El gato

· 7 de julio, 2016

Volumen 23:

«Hay mujeres que miman gatos hechos de suspiros, y con nuevos suspiros los amasan cuando cualquier otra presencia en su cama sería un dolor o una derrota. Y una mujer con gato, aunque a veces pueda olvidarlo, es invencible.»

(Yo también puedo escribir una jodida historia de amor, Carlos Salem)

El gato no había vuelto a casa aquella noche. No era raro. Podía estar días y días sin aparecer, maullando a gatitas imaginarias del lado oculto de la Luna. O arrullado por caricias ajenas (algún solitario, quién sabe…) Pero esa noche no estaba en su colchoneta a los pies de la escalera. Allí desde donde podíamos oirlo respirar. No estaba y todo andaba fuera de lugar. Salimos a buscarlo. Las dos sabíamos que no tenía sentido. Rondar por las calles a esas horas gritando gato, gato, gato. Oteando las azoteas, arrodillándonos bajo los coches estacionados. Todo por el gato. Por nuestra amistad. Y por el orden universal.
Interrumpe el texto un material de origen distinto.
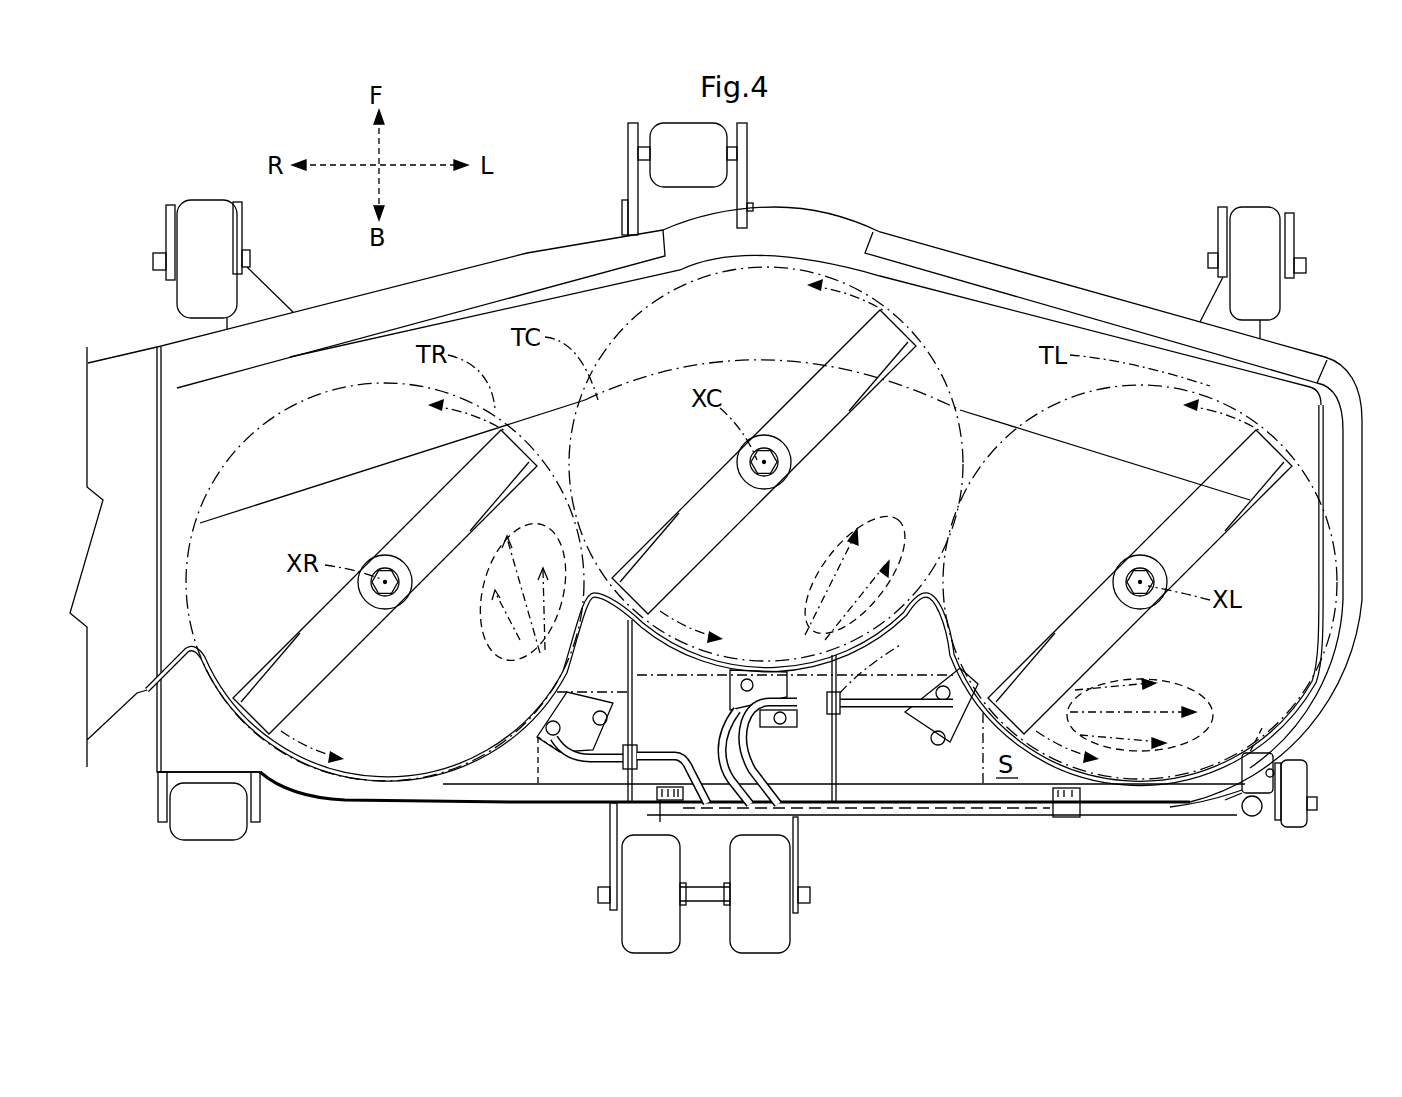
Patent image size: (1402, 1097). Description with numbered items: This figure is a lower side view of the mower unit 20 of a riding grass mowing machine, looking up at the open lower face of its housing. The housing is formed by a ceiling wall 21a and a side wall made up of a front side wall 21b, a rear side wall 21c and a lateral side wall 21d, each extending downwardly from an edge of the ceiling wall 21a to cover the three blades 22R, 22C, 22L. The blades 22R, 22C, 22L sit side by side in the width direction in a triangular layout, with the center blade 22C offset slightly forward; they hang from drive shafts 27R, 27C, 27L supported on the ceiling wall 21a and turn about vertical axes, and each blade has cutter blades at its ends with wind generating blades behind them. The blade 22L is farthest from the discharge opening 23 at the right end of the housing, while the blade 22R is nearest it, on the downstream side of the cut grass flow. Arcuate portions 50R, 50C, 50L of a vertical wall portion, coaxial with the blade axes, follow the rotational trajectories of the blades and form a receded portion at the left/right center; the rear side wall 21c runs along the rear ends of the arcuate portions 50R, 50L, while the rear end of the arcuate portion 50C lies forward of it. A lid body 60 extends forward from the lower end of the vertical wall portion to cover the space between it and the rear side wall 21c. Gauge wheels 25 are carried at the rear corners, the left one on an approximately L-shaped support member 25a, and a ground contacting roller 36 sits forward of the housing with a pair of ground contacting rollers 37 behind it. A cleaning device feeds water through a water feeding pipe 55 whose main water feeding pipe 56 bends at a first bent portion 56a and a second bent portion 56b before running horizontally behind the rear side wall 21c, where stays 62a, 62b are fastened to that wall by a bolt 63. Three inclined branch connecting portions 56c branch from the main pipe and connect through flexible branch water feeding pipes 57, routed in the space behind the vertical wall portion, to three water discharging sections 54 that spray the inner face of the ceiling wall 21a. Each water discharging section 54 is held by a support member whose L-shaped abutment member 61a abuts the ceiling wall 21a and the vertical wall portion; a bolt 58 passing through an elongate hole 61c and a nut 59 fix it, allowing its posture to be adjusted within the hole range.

The mower unit 20 is at (1195, 143).
The ceiling wall 21a is at (970, 333).
The front side wall 21b is at (823, 213).
The rear side wall 21c is at (445, 800).
The lateral side wall 21d is at (1364, 484).
The blade 22R is at (428, 515).
The blade 22C is at (703, 498).
The blade 22L is at (1153, 523).
The discharge opening 23 is at (168, 463).
The gauge wheel 25 is at (200, 200).
The support member 25a is at (1250, 816).
The drive shaft 27R is at (385, 597).
The drive shaft 27C is at (778, 465).
The drive shaft 27L is at (1140, 596).
The ground contacting roller 36 is at (682, 135).
The ground contacting rollers 37 is at (635, 930).
The arcuate portion 50R is at (445, 770).
The arcuate portion 50C is at (887, 610).
The arcuate portion 50L is at (1290, 702).
The water discharging section 54 is at (545, 705).
The water feeding pipe 55 is at (930, 830).
The main water feeding pipe 56 is at (893, 808).
The first bent portion 56a is at (1248, 753).
The second bent portion 56b is at (1195, 808).
The branch connecting portion 56c is at (745, 805).
The branch water feeding pipe 57 is at (735, 690).
The bolt 58 is at (540, 738).
The nut 59 is at (549, 744).
The lid body 60 is at (840, 693).
The abutment member 61a is at (600, 670).
The elongate hole 61c is at (543, 743).
The stay 62a is at (660, 805).
The stay 62b is at (1068, 817).
The bolt 63 is at (683, 800).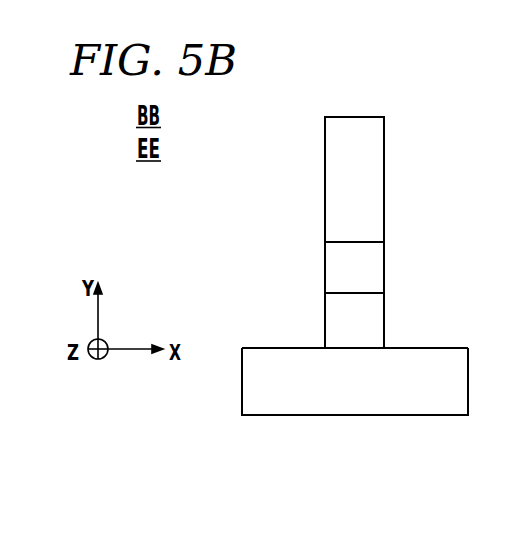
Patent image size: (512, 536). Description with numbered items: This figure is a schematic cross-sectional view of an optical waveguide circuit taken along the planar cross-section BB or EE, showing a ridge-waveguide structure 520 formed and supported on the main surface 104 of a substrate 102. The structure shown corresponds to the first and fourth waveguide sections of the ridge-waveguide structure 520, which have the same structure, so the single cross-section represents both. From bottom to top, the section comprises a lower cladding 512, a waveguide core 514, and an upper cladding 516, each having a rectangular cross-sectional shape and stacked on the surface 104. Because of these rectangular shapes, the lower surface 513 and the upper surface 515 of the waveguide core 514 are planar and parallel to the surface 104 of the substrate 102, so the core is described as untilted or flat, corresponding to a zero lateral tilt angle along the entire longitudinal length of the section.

The substrate 102 is at (424, 407).
The main surface 104 is at (437, 348).
The lower cladding 512 is at (332, 321).
The lower surface 513 is at (357, 297).
The waveguide core 514 is at (332, 266).
The upper surface 515 is at (358, 240).
The upper cladding 516 is at (332, 182).
The ridge-waveguide structure 520 is at (377, 105).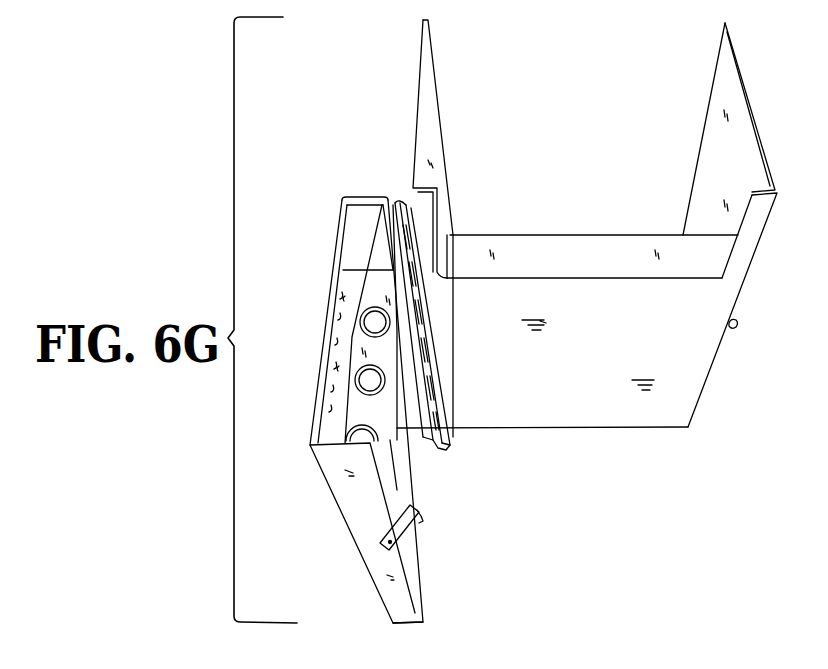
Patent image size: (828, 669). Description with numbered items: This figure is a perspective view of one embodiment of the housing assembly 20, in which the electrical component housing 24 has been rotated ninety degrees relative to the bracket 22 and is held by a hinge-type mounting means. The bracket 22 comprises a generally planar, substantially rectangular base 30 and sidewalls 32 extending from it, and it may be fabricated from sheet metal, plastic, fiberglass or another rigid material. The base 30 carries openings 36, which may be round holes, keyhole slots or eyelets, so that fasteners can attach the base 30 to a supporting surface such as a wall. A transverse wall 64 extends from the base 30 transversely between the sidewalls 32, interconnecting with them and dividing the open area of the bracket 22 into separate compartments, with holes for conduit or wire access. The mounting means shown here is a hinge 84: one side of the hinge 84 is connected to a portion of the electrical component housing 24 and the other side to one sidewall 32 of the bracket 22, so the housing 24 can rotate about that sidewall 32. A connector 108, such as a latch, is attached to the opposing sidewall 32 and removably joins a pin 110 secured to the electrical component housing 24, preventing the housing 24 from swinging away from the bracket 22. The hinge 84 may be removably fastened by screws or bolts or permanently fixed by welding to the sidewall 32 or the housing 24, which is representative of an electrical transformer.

The housing assembly 20 is at (351, 135).
The bracket 22 is at (309, 260).
The electrical component housing 24 is at (756, 65).
The base 30 is at (323, 420).
The sidewalls 32 is at (357, 205).
The openings 36 is at (323, 331).
The transverse wall 64 is at (368, 287).
The hinge 84 is at (447, 440).
The connector 108 is at (412, 532).
The pin 110 is at (739, 330).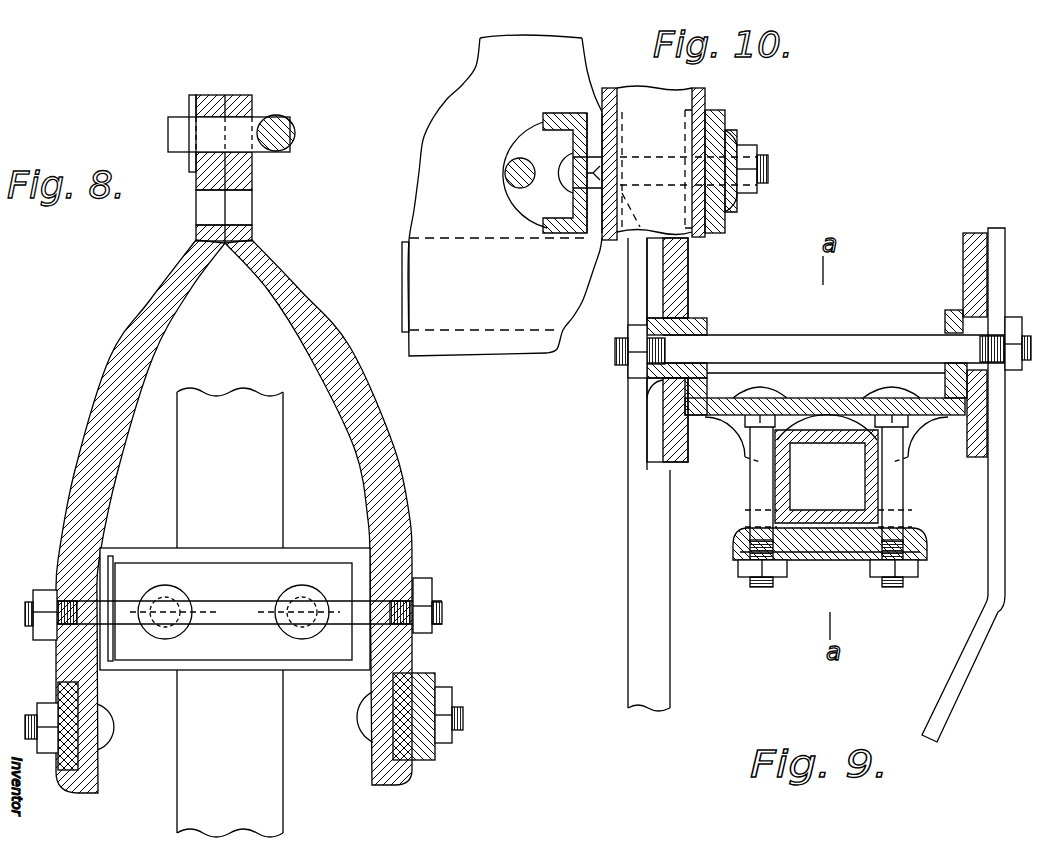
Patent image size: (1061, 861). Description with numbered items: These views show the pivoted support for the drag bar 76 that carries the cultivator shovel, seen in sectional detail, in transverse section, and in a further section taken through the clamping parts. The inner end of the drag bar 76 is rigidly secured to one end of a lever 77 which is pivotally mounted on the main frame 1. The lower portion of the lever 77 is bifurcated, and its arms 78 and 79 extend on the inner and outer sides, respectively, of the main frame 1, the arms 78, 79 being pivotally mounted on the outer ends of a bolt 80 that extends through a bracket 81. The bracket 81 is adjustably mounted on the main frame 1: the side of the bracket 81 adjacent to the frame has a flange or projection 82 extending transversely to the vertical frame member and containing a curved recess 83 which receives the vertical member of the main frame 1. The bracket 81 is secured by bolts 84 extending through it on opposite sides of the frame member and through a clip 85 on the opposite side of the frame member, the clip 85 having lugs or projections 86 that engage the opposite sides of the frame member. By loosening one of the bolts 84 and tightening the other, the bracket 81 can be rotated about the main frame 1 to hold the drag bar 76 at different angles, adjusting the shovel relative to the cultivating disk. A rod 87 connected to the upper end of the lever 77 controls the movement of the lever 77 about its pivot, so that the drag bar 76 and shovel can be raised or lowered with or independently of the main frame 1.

In FIG. 8, the main frame 1 is at (232, 390).
In FIG. 10, the main frame 1 is at (631, 90).
In FIG. 9, the main frame 1 is at (878, 481).
In FIG. 8, the drag bar 76 is at (58, 694).
In FIG. 9, the drag bar 76 is at (665, 670).
In FIG. 8, the lever 77 is at (253, 184).
In FIG. 10, the lever 77 is at (487, 70).
In FIG. 8, the arm 78 is at (408, 483).
In FIG. 9, the arm 78 is at (686, 281).
In FIG. 8, the arm 79 is at (110, 363).
In FIG. 10, the arm 79 is at (432, 183).
In FIG. 9, the arm 79 is at (965, 268).
In FIG. 8, the bolt 80 is at (227, 600).
In FIG. 10, the bolt 80 is at (504, 173).
In FIG. 9, the bolt 80 is at (822, 331).
In FIG. 8, the bracket 81 is at (107, 662).
In FIG. 10, the bracket 81 is at (582, 234).
In FIG. 9, the bracket 81 is at (707, 325).
In FIG. 9, the flange or projection 82 is at (915, 426).
In FIG. 9, the curved recess 83 is at (797, 432).
In FIG. 8, the bolts 84 is at (233, 609).
In FIG. 10, the bolts 84 is at (768, 172).
In FIG. 9, the bolts 84 is at (749, 494).
In FIG. 10, the clip 85 is at (718, 137).
In FIG. 9, the clip 85 is at (851, 558).
In FIG. 10, the lugs or projections 86 is at (710, 102).
In FIG. 9, the lugs or projections 86 is at (736, 522).
In FIG. 8, the rod 87 is at (292, 125).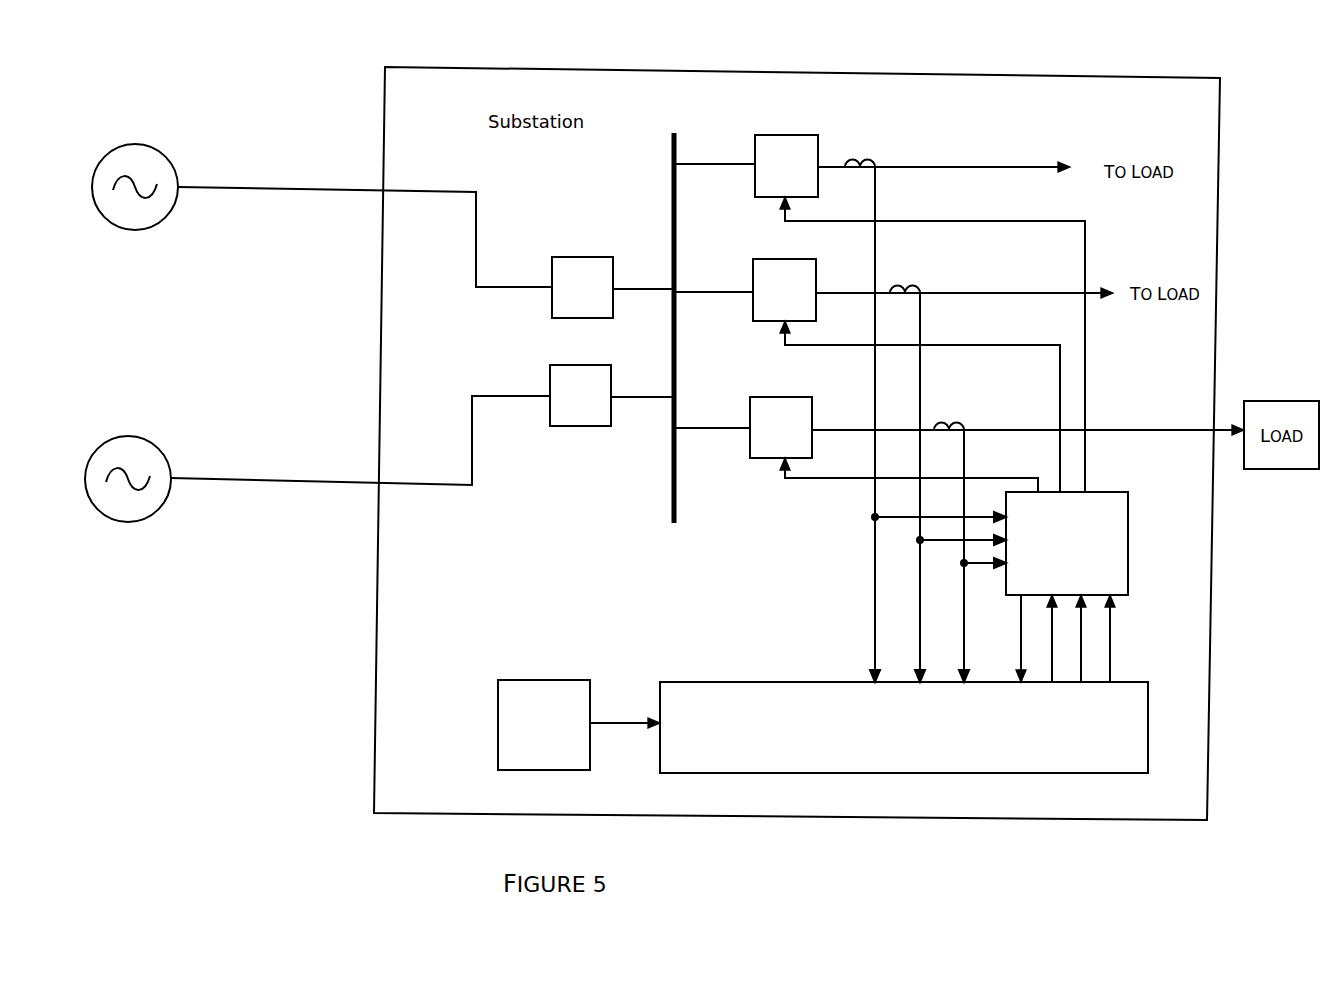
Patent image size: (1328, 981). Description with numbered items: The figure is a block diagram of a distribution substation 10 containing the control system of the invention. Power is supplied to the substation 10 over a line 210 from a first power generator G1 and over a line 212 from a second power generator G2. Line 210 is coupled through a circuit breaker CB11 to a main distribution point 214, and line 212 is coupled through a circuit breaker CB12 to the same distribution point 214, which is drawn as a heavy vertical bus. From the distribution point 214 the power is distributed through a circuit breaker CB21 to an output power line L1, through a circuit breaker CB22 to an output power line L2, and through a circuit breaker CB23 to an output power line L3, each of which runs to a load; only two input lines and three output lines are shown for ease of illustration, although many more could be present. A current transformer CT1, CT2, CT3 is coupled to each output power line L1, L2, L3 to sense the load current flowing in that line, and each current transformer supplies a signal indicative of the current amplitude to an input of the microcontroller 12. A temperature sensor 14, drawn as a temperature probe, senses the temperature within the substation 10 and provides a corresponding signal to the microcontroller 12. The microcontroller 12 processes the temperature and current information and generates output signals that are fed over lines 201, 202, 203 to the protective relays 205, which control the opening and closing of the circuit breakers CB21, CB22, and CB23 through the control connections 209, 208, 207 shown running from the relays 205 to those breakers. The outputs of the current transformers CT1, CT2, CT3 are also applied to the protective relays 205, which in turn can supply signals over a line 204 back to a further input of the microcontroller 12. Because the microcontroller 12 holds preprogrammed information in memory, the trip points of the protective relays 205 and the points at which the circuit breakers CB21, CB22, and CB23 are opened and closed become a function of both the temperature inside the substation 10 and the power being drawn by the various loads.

The distribution substation 10 is at (680, 66).
The microcontroller 12 is at (761, 776).
The temperature sensor 14 is at (538, 690).
The line 201 is at (1110, 622).
The line 202 is at (1081, 647).
The line 203 is at (1052, 671).
The line 204 is at (1021, 640).
The protective relays 205 is at (1130, 531).
The control line to circuit breaker CB23 207 is at (980, 477).
The control line to circuit breaker CB22 208 is at (1000, 344).
The control line to circuit breaker CB21 209 is at (970, 220).
The line 210 is at (416, 191).
The line 212 is at (413, 485).
The main distribution point 214 is at (671, 190).
The first power generator G1 is at (133, 143).
The second power generator G2 is at (131, 436).
The circuit breaker CB11 is at (581, 265).
The circuit breaker CB12 is at (579, 412).
The circuit breaker CB21 is at (793, 136).
The circuit breaker CB22 is at (771, 285).
The circuit breaker CB23 is at (751, 413).
The current transformer CT1 is at (854, 162).
The current transformer CT2 is at (902, 286).
The current transformer CT3 is at (943, 423).
The output power line L1 is at (963, 165).
The output power line L2 is at (971, 290).
The output power line L3 is at (1104, 428).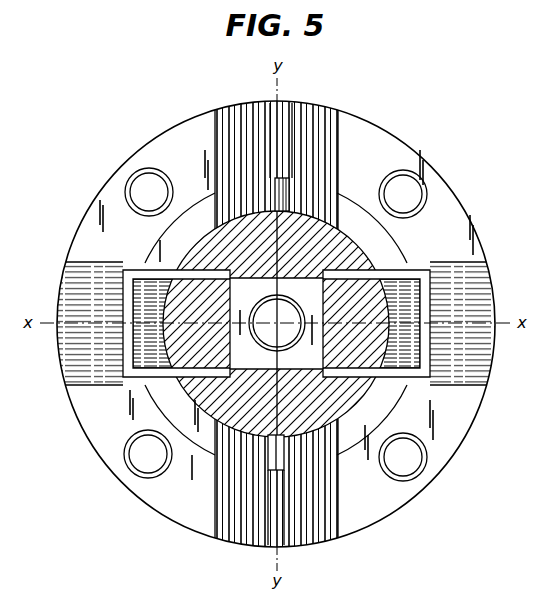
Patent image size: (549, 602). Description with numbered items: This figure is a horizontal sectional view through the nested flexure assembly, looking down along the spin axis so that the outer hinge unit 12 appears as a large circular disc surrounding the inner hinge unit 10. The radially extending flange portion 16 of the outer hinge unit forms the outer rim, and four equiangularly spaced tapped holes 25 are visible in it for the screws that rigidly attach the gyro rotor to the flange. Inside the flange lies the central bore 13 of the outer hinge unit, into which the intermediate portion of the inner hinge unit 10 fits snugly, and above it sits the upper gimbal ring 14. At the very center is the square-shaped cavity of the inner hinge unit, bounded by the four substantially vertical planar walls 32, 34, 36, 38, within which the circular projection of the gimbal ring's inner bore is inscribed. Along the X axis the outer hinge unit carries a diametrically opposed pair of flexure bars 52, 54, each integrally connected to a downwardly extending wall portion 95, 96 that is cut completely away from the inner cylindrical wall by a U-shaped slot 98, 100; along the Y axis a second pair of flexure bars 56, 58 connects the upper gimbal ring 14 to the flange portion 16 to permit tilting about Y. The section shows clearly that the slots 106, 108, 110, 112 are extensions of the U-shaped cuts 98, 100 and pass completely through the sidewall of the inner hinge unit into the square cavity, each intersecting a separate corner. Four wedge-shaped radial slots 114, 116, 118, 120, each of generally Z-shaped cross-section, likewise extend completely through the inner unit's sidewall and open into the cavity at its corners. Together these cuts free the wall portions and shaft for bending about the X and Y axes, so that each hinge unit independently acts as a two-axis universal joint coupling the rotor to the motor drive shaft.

Ella, mi amiga, mi hermana, la que siempre manchaba la cocina con leche derramada al hervir, la que preparaba bocadillos disparatados, la que charlaba y charlaba hasta el amanecer mirando al techo, amaba a los gatos. Incluso a los escurridizos. A esos, más. Los vestíamos de blanco, les pintábamos las uñas, dormían en nuestro regazo, les paseábamos en moto. Y ellos se reían, juro que se reían. Siempre fuimos ella, su gato y yo. Inseparables. Pero esa noche regresamos, muertas de risa y de miedo, sin el gato. Un mal presentimiento. Hoy él, y los demás, me miran con los bigotes inmóviles desde la lápida. Mi amiga, mi hermana, los llevaba metidos en la cabeza. Y, también, un tumor. Un maldito tumor.

Susana Golf

Susana Golf es la directora de la revista Urban. Periodista de Levante-EMV desde 1988, ha sido jefa de sección de Valencia y de Sociedad y coordinadora del suplemento Extra Moda.


Te puede interesar...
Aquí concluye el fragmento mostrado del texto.